CHP’li Karasu, “Vatandaşın vergisiyle alınan lüks makam araçları kuralsızca ilerlerken, sıradan yurttaş 50 km/s’yi geçti diye cezalandırılıyor. İşte bu çifte standarttır” dedi.
Trafikte güvenlik mi, ekonomik baskı mı?
Karasu, gerçek bir trafik güvenliği için eğitime ve önleyici tedbirlere yatırım yapılması gerektiğini vurgularken, radar uygulamalarının bir gelir kaynağına dönüşmesinin vatandaş-devlet ilişkisine zarar verdiğini savundu. “Cezaların caydırıcılıktan çok vergi dışı gelir olarak görülmesi, vatandaşın devlete olan güvenini zedeliyor,” diyen Karasu, İçişleri Bakanı’na da net sorular yöneltti:
-
Radarların yerleştirilmesinin teknik gerekçeleri nelerdir?
-
Levhalar usule uygun değilken neden ceza kesildi?
-
Bu uygulamalar planlı bir altyapı çalışmasıyla mı desteklendi?

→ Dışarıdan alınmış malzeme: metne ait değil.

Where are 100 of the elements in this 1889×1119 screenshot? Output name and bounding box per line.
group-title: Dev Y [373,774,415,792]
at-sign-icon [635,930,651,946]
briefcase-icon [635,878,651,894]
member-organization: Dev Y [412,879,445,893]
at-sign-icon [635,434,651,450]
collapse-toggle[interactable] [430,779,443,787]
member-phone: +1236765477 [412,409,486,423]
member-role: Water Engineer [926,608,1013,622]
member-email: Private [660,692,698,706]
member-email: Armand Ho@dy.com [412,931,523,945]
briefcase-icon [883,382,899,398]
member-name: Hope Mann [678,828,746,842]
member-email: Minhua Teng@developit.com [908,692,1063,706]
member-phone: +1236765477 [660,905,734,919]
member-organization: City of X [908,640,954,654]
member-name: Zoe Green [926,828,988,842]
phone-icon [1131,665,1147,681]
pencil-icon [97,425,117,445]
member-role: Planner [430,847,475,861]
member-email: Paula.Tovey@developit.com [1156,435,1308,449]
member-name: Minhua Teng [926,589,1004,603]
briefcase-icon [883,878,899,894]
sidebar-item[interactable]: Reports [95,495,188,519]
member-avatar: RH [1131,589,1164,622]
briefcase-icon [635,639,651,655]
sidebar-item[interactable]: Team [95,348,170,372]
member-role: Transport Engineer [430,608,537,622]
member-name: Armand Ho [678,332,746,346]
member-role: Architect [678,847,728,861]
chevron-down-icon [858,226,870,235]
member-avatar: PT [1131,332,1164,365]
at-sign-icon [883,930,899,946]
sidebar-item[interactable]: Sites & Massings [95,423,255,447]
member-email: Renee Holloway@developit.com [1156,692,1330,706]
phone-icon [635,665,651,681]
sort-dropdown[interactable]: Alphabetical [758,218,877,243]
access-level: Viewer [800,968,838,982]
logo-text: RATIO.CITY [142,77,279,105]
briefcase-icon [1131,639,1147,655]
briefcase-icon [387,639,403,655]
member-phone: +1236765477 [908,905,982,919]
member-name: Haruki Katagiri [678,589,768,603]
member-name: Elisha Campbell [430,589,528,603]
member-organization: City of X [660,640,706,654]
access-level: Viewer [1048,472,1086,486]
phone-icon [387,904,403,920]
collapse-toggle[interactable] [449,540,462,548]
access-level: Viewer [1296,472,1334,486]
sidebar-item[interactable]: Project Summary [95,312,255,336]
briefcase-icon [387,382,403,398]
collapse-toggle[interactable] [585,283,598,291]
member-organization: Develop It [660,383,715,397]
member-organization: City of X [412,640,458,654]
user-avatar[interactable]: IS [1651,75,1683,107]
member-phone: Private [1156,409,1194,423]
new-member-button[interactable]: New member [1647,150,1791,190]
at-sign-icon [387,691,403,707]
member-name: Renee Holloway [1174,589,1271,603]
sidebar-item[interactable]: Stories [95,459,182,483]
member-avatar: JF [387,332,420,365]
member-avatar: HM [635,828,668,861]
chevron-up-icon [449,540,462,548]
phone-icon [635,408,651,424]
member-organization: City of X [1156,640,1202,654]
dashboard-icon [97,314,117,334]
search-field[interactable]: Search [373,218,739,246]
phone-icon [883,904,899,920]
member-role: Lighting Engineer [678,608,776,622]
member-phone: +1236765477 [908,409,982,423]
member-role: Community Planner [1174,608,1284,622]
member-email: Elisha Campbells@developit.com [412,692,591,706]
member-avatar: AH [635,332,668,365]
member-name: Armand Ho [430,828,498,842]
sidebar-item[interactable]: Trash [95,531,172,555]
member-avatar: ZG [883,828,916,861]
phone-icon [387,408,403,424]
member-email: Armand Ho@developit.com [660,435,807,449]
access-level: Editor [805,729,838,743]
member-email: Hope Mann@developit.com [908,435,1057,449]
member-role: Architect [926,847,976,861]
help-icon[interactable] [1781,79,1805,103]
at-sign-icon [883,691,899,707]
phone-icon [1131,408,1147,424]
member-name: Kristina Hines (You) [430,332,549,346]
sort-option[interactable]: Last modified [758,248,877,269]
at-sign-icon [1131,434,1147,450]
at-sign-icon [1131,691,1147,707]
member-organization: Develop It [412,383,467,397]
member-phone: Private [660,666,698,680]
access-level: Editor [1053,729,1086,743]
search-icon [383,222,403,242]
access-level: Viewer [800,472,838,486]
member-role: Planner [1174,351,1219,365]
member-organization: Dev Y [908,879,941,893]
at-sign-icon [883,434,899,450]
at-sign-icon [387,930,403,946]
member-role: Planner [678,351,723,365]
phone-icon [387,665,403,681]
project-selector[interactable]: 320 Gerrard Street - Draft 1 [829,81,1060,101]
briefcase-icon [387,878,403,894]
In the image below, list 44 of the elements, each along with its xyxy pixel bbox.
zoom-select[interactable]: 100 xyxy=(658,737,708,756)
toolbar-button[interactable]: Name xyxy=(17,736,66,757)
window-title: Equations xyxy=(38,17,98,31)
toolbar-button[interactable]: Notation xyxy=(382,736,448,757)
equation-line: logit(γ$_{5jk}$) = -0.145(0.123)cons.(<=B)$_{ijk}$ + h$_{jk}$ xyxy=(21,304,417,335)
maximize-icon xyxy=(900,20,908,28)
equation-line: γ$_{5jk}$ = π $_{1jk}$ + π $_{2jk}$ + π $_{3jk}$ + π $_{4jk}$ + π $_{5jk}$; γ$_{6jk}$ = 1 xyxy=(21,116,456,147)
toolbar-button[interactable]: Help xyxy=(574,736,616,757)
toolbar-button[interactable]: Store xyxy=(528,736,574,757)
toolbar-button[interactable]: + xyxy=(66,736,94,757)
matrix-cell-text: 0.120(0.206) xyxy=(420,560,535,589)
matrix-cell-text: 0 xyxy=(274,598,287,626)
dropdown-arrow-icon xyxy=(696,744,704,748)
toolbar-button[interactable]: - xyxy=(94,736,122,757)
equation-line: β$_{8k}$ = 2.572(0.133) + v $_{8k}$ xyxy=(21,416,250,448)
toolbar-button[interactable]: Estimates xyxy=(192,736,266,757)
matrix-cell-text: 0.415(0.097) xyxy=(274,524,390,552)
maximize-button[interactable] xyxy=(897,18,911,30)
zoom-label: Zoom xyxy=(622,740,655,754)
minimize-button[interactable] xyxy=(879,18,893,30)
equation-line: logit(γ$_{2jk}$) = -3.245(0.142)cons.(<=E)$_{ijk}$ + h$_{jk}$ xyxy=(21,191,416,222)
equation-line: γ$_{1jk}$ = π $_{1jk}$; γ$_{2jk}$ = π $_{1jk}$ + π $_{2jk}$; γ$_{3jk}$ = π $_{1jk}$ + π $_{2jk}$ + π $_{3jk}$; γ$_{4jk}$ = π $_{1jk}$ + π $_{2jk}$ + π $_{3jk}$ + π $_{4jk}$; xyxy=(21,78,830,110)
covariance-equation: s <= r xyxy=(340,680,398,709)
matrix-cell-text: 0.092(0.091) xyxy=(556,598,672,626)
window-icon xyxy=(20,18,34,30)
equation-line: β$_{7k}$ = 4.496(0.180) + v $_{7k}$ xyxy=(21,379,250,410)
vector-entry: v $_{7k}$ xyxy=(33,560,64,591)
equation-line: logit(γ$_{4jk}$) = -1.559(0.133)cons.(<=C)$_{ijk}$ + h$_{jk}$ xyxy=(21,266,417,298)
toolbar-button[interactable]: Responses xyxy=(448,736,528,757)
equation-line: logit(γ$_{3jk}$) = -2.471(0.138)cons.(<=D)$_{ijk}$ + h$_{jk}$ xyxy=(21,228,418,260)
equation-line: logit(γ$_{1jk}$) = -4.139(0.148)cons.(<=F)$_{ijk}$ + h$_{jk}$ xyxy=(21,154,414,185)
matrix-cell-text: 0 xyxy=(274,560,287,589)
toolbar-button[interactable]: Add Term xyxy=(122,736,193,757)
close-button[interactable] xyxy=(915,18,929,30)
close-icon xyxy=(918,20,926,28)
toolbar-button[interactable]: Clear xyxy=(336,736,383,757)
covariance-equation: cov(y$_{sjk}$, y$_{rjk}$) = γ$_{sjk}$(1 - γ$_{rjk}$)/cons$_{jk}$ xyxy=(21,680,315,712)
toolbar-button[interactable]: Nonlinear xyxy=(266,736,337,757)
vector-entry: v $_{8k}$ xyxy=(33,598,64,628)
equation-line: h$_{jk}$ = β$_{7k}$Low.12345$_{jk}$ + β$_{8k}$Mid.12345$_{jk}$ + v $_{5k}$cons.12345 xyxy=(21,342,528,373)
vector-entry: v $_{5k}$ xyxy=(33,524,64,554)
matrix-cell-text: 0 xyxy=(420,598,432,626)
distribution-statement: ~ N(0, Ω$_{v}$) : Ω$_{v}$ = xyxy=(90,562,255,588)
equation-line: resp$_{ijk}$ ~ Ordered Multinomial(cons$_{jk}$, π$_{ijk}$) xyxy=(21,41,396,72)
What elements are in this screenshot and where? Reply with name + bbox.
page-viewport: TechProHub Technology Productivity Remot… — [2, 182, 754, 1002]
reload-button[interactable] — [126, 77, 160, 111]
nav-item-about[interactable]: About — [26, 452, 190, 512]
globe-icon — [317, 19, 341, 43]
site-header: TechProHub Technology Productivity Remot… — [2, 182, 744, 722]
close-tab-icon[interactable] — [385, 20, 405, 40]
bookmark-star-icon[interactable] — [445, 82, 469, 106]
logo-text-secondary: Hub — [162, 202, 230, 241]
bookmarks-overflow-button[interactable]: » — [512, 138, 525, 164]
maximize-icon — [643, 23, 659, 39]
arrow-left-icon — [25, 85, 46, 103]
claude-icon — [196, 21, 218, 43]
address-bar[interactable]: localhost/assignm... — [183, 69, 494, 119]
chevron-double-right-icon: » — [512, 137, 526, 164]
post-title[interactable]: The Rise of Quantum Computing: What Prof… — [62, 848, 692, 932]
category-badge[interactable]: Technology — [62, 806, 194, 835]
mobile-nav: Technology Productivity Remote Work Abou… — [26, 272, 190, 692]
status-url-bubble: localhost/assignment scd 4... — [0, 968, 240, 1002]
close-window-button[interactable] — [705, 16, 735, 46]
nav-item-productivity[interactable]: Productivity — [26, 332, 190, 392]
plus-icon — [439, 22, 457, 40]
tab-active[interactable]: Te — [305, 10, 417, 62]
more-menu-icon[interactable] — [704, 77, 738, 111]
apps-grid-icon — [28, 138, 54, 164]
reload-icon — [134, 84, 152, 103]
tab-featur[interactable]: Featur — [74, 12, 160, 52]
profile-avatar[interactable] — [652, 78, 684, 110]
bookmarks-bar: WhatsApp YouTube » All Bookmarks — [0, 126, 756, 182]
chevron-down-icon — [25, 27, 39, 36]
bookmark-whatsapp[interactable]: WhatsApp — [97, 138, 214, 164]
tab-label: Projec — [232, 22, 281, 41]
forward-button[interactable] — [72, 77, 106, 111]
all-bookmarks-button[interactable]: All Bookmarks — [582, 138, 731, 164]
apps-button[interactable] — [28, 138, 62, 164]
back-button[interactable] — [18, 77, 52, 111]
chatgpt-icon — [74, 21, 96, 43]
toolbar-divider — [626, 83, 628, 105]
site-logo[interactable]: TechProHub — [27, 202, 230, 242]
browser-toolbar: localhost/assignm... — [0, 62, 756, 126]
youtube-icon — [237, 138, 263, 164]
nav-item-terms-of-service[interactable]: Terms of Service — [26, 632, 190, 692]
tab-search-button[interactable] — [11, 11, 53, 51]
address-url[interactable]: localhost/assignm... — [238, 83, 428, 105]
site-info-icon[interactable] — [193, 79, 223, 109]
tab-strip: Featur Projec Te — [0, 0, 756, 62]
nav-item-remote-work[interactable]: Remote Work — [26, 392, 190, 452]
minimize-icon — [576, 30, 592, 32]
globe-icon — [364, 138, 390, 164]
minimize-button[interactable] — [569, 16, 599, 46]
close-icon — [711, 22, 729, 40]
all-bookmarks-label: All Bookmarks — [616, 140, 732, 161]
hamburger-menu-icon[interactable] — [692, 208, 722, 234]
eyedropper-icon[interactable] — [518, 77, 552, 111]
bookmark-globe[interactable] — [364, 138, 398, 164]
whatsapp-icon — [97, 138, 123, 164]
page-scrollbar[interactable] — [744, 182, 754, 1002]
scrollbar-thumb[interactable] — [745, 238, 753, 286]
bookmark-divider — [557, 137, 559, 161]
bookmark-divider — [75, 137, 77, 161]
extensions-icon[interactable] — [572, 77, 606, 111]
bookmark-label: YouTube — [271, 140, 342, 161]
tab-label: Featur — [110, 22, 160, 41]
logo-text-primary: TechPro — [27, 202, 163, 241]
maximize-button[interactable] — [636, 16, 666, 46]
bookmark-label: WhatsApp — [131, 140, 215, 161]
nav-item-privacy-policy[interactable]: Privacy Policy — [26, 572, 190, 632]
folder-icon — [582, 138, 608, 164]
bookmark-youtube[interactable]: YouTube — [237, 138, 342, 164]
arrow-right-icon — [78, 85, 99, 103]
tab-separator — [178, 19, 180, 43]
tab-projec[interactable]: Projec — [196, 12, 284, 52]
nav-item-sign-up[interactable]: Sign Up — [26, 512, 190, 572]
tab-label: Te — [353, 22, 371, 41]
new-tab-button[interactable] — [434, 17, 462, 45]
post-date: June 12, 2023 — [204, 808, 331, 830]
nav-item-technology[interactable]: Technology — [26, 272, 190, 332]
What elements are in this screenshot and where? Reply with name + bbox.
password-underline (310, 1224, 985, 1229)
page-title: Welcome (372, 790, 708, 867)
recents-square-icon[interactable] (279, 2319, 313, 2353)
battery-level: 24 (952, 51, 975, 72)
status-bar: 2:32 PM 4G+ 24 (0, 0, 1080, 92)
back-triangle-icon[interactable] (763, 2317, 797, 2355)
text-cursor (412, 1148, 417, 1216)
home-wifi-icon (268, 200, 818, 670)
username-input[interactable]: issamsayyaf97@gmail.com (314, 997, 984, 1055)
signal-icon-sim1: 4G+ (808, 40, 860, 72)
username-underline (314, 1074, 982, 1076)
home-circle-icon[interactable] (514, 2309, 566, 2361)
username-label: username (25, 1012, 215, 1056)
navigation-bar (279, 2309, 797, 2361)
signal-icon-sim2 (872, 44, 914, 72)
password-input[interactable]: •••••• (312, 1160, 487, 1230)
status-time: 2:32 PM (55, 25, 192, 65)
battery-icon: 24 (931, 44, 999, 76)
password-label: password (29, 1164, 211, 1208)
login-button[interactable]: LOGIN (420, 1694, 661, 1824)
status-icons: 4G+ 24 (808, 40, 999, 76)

Uyarıdan önce ceza, komisyondan önce radar
Kurulan komisyonun radar levhalarını inceleyecek olması, sorunun kaynağının şimdi fark edildiğini gösteriyor. Oysa radarlar çoktan yerleştirilmiş ve binlerce sürücü cezalandırılmış durumda. Karasu’nun sözleriyle: “Vatandaşa ağır para cezalarıyla ‘yolunacak kaz gibi’ bakılmaz.”